Bu ehl-i dünya, bu Anadolu halkı Risale-i Nur’a girmeseler de ilişmesinler. Eğer ilişseler yakında bekleyen yangınlar, tufanlar, zelzeleler ve taunların istilasına uğrayacaklarını düşünsünler, akıllarını başlarına alsınlar. Madem biz, onların dünyalarına karışmıyoruz, onların da lüzumsuz bir halde bu derece âhiretimize karışmalarında onlara felaket getirmek ihtimali kavîdir.

İşte bu sekiz aydır, hususan bu heyecan veren bu hâdisenizle beraber; şimdi yanımdaki Feyzi ile Emin ve bütün bana temas eden dostlar şahittirler ki bu sekiz ay zarfında bir tek defa, ne Harb-i Umumî’yi ne siyaseti sormamışım. Ve odamdan işitilen radyoyu da üç senedir dinlemedim. Halbuki benim, binler adam kadar dünyaya bakmak münasebet var. Demek bize ilişen, doğrudan doğruya imana tecavüz eder. Onları, Cenab-ı Hakk’a havale ediyoruz. Hem ehl-i siyasete hiç münasebetimiz olmadığı halde, kat’î bilsinler ki bu memlekette, bu asırda, milleti anarşilikten, tereddi ve tedenni-i mutlakadan kurtaracak yegâne çaresi, Risale-i Nur’un esasatıdır.

Bu hâdisede sıkıntı çeken masumlar ve üstadları bilsinler ki ağır şerait altında bir saat nöbet, bir sene ibadet ve hakiki tefekkür-ü imaniye ile bir saati, bir sene taat hükmüne geçtiği gibi inşâallah onların sıkıntıları da öyle sevaba medar olur. Onlar da merak ve teessürle değil, ferah ve sürurla karşılamalı. Fakat Hazret-i Ali’nin (ra) iki defa سِرًّا بَيَانَةً سِرًّا تَنَوَّرَتْ demesine binaen, biz her vakit tam ihtiyat ve tam sakınmak vaziyetini muhafaza etmekle mükellefiz.
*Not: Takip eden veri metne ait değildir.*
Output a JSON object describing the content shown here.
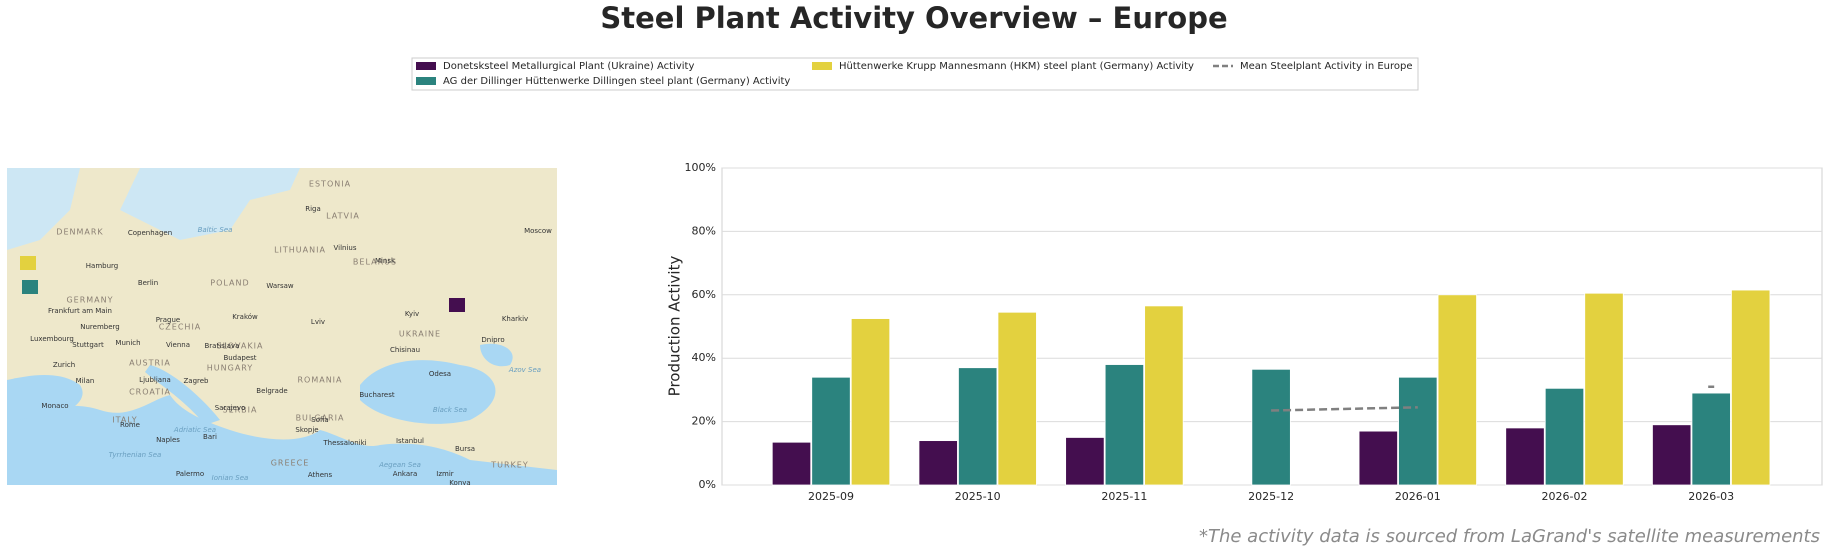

Risale-i Nur’un mensupları, şuur ve ihtiyarları haricinde birbiriyle münasebettar, birbirinin hâdiseleriyle alâkadar olduğuna bir delil de bugünlerde oldu. Şöyle ki:

Oradaki hâdisenin vukuundan bugüne kadar, buradaki muhtelif tabakalardaki talebelerin vaziyetleri, ehemmiyetli bir hâdise yüzünden değişmiş gibi çekinmek ve münafıkların nazarını kendilerine ve bizlere celbetmemek için bir tevakkuf devresi geçti. Ben de hayret ediyordum. Hem Nazif gibi birkaç zatın rüyalarının tabirleri, sizin hâdiseniz olduğunu anladık.
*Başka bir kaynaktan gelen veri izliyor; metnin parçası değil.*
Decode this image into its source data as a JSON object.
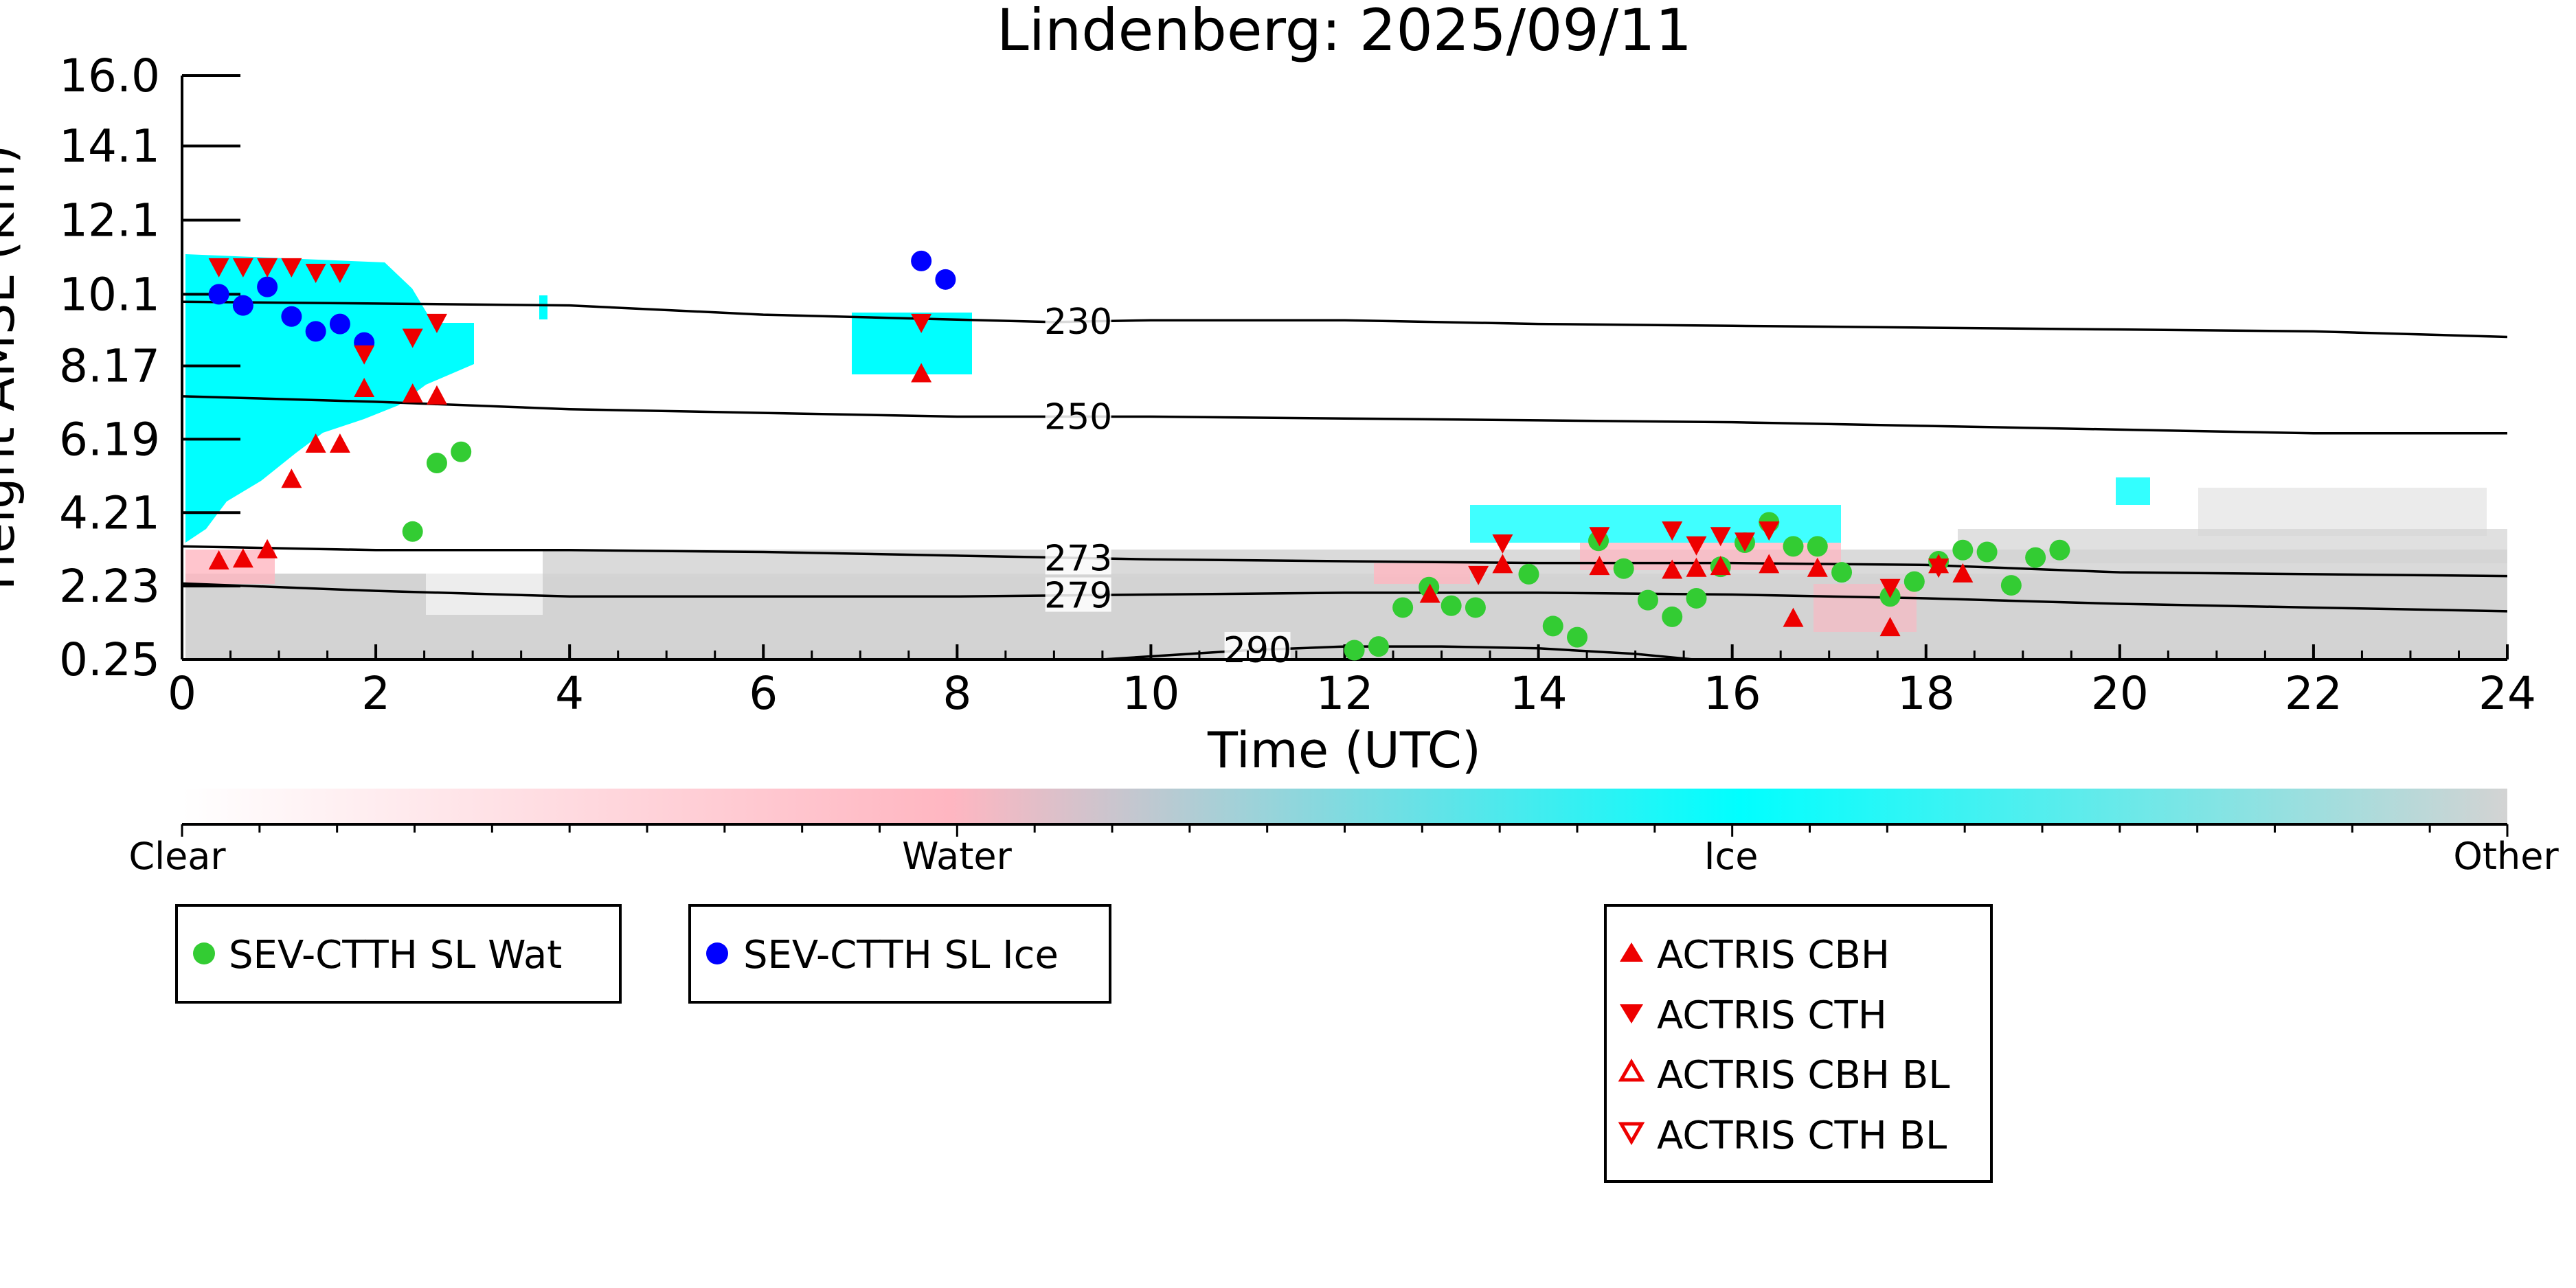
{
  "chart_data": {
    "type": "scatter",
    "title": "Lindenberg: 2025/09/11",
    "xlabel": "Time (UTC)",
    "ylabel": "Height AMSL (km)",
    "xlim": [
      0,
      24
    ],
    "ylim": [
      0.25,
      16.0
    ],
    "x_ticks": [
      0,
      2,
      4,
      6,
      8,
      10,
      12,
      14,
      16,
      18,
      20,
      22,
      24
    ],
    "y_ticks": [
      "0.25",
      "2.23",
      "4.21",
      "6.19",
      "8.17",
      "10.1",
      "12.1",
      "14.1",
      "16.0"
    ],
    "y_tick_values": [
      0.25,
      2.23,
      4.21,
      6.19,
      8.17,
      10.1,
      12.1,
      14.1,
      16.0
    ],
    "colorbar": {
      "labels": [
        "Clear",
        "Water",
        "Ice",
        "Other"
      ],
      "colors": [
        "#ffffff",
        "#ffb6c1",
        "#00ffff",
        "#d3d3d3"
      ]
    },
    "isotherms": [
      {
        "label": "230",
        "label_x": 9.25,
        "x": [
          0,
          2,
          4,
          6,
          7.5,
          9,
          10,
          12,
          14,
          16,
          18,
          20,
          22,
          24
        ],
        "y": [
          9.9,
          9.85,
          9.8,
          9.55,
          9.45,
          9.35,
          9.4,
          9.4,
          9.3,
          9.25,
          9.2,
          9.15,
          9.1,
          8.95
        ]
      },
      {
        "label": "250",
        "label_x": 9.25,
        "x": [
          0,
          2,
          4,
          6,
          8,
          10,
          12,
          14,
          16,
          18,
          20,
          22,
          24
        ],
        "y": [
          7.35,
          7.2,
          7.0,
          6.9,
          6.8,
          6.8,
          6.75,
          6.7,
          6.65,
          6.55,
          6.45,
          6.35,
          6.35
        ]
      },
      {
        "label": "273",
        "label_x": 9.25,
        "x": [
          0,
          2,
          4,
          6,
          8,
          10,
          12,
          14,
          16,
          18,
          20,
          22,
          24
        ],
        "y": [
          3.3,
          3.2,
          3.2,
          3.15,
          3.05,
          2.95,
          2.9,
          2.85,
          2.85,
          2.8,
          2.6,
          2.55,
          2.5
        ]
      },
      {
        "label": "279",
        "label_x": 9.25,
        "x": [
          0,
          2,
          4,
          6,
          8,
          10,
          12,
          14,
          16,
          18,
          20,
          22,
          24
        ],
        "y": [
          2.3,
          2.1,
          1.95,
          1.95,
          1.95,
          2.0,
          2.05,
          2.05,
          2.0,
          1.9,
          1.75,
          1.65,
          1.55
        ]
      },
      {
        "label": "290",
        "label_x": 11.1,
        "x": [
          9.5,
          11,
          12,
          13,
          14,
          15,
          15.6
        ],
        "y": [
          0.25,
          0.5,
          0.6,
          0.6,
          0.55,
          0.4,
          0.25
        ]
      }
    ],
    "series": [
      {
        "name": "SEV-CTTH SL Wat",
        "marker": "circle",
        "color": "#33cc33",
        "x": [
          2.38,
          2.63,
          2.88,
          12.1,
          12.35,
          12.6,
          12.87,
          13.1,
          13.35,
          13.9,
          14.15,
          14.4,
          14.62,
          14.88,
          15.13,
          15.38,
          15.63,
          15.88,
          16.13,
          16.38,
          16.63,
          16.88,
          17.13,
          17.63,
          17.88,
          18.13,
          18.38,
          18.63,
          18.88,
          19.13,
          19.38
        ],
        "y": [
          3.7,
          5.55,
          5.85,
          0.5,
          0.6,
          1.65,
          2.2,
          1.7,
          1.65,
          2.55,
          1.15,
          0.85,
          3.45,
          2.7,
          1.85,
          1.4,
          1.9,
          2.75,
          3.4,
          3.95,
          3.3,
          3.3,
          2.6,
          1.95,
          2.35,
          2.9,
          3.2,
          3.15,
          2.25,
          3.0,
          3.2
        ]
      },
      {
        "name": "SEV-CTTH SL Ice",
        "marker": "circle",
        "color": "#0000ff",
        "x": [
          0.38,
          0.63,
          0.88,
          1.13,
          1.38,
          1.63,
          1.88,
          7.63,
          7.88
        ],
        "y": [
          10.1,
          9.8,
          10.3,
          9.5,
          9.1,
          9.3,
          8.8,
          11.0,
          10.5
        ]
      },
      {
        "name": "ACTRIS CBH",
        "marker": "triangle-up",
        "color": "#ee0000",
        "x": [
          0.38,
          0.63,
          0.88,
          1.13,
          1.38,
          1.63,
          1.88,
          2.38,
          2.63,
          7.63,
          12.88,
          13.63,
          14.63,
          15.38,
          15.63,
          15.88,
          16.38,
          16.63,
          16.88,
          17.63,
          18.13,
          18.38
        ],
        "y": [
          2.9,
          2.95,
          3.2,
          5.1,
          6.05,
          6.05,
          7.55,
          7.4,
          7.35,
          7.95,
          2.0,
          2.8,
          2.75,
          2.65,
          2.7,
          2.75,
          2.8,
          1.35,
          2.7,
          1.1,
          2.8,
          2.55
        ]
      },
      {
        "name": "ACTRIS CTH",
        "marker": "triangle-down",
        "color": "#ee0000",
        "x": [
          0.38,
          0.63,
          0.88,
          1.13,
          1.38,
          1.63,
          1.88,
          2.38,
          2.63,
          7.63,
          13.38,
          13.63,
          14.63,
          15.38,
          15.63,
          15.88,
          16.13,
          16.38,
          17.63,
          18.13
        ],
        "y": [
          10.85,
          10.85,
          10.85,
          10.85,
          10.7,
          10.7,
          8.5,
          8.95,
          9.35,
          9.35,
          2.55,
          3.4,
          3.6,
          3.75,
          3.35,
          3.6,
          3.45,
          3.75,
          2.2,
          2.75
        ]
      },
      {
        "name": "ACTRIS CBH BL",
        "marker": "triangle-up-open",
        "color": "#ee0000",
        "x": [],
        "y": []
      },
      {
        "name": "ACTRIS CTH BL",
        "marker": "triangle-down-open",
        "color": "#ee0000",
        "x": [],
        "y": []
      }
    ],
    "legend_groups": [
      [
        "SEV-CTTH SL Wat"
      ],
      [
        "SEV-CTTH SL Ice"
      ],
      [
        "ACTRIS CBH",
        "ACTRIS CTH",
        "ACTRIS CBH BL",
        "ACTRIS CTH BL"
      ]
    ],
    "grid": false,
    "legend_placement": "below"
  }
}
Umum kardeşlerimize birer birer ve bilhassa musibetzedelere selâm ve dua ediyoruz. Cenab-ı Hak onları çabuk kurtarıp vazifelerinin başına göndersin, âmin!

(Kastamonu Lahikası)


Kur’an başka kelâmlar ile mukayese edilmez. Aralarında münasebet yoktur. Evet kelâmın ulviyetine, kuvvetine, hüsnüne, cemaline kuvvet veren; mütekellim, muhatap, maksat, makam olmak üzere dört şeydir. Ediblerin zannettikleri gibi yalnız makam değildir. Demek, bir kelâmın derece-i kuvvetini anlamak istediğin zaman; kāiline, muhatabına, gayesine, mevzuuna bak. Bunların dereceleri nisbetinde kelâmın derecesi anlaşılır.
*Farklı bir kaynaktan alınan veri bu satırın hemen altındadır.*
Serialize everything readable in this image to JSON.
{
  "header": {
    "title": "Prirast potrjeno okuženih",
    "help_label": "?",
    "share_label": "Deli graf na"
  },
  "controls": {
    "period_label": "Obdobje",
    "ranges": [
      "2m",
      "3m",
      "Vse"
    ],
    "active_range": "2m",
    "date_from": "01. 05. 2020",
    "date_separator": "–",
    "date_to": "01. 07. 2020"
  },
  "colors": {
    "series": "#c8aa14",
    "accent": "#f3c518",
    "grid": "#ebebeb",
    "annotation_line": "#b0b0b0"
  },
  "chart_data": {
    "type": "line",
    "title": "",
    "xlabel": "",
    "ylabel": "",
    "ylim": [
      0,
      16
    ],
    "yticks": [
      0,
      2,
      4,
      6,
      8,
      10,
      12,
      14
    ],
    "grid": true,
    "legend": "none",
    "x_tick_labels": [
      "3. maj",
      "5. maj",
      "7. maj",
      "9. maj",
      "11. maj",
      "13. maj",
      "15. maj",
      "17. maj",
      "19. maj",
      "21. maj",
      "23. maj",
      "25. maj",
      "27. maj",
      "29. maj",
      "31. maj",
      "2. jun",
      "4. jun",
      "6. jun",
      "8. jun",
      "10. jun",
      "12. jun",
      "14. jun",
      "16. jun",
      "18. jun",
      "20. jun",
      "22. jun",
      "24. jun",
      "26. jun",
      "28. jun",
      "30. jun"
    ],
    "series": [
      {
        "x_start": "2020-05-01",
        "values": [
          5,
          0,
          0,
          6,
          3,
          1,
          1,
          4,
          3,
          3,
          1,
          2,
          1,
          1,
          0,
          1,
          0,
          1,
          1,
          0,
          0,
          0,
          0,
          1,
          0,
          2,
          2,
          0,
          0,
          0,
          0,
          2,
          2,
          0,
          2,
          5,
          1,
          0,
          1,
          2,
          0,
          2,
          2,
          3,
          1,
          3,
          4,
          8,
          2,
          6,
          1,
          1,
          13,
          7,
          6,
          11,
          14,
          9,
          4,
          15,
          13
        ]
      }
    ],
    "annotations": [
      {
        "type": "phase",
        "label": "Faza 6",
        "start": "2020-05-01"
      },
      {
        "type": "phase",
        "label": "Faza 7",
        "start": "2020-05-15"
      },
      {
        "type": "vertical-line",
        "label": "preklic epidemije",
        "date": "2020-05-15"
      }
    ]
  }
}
Evet mesela, o kelâm emir veya nehiy olursa irade ve kudreti tazammun ettiğinden derecesine göre tezauf ediyor. Mesela, Kur’an’ın يَٓا اَرْضُ ابْلَعٖى مَٓاءَكِ وَيَا سَمَٓاءُ اَقْلِعٖى âyetiyle, sema ve arza verdiği emrin tazammun ettiği yüksek ve kat’î irade ve kudret ile derhal semaî sehab çekilir, arz da suyunu yutar.

Ve keza arz ve semaya اِئْتِيَا طَوْعًا اَوْ كَرْهًا âyetiyle verilen emri itaatle kabul etmelerinden, o emirdeki irade ve kudretin derece-i kuvveti ve dolayısıyla kelâmın derece-i ulviyeti tebarüz eder. Fakat insanların camidata verdikleri emirler, mütekellimindeki irade ve kudretin zafiyeti nisbetinde ruhsuz, hayalî hezeyanlardan farkları yoktur.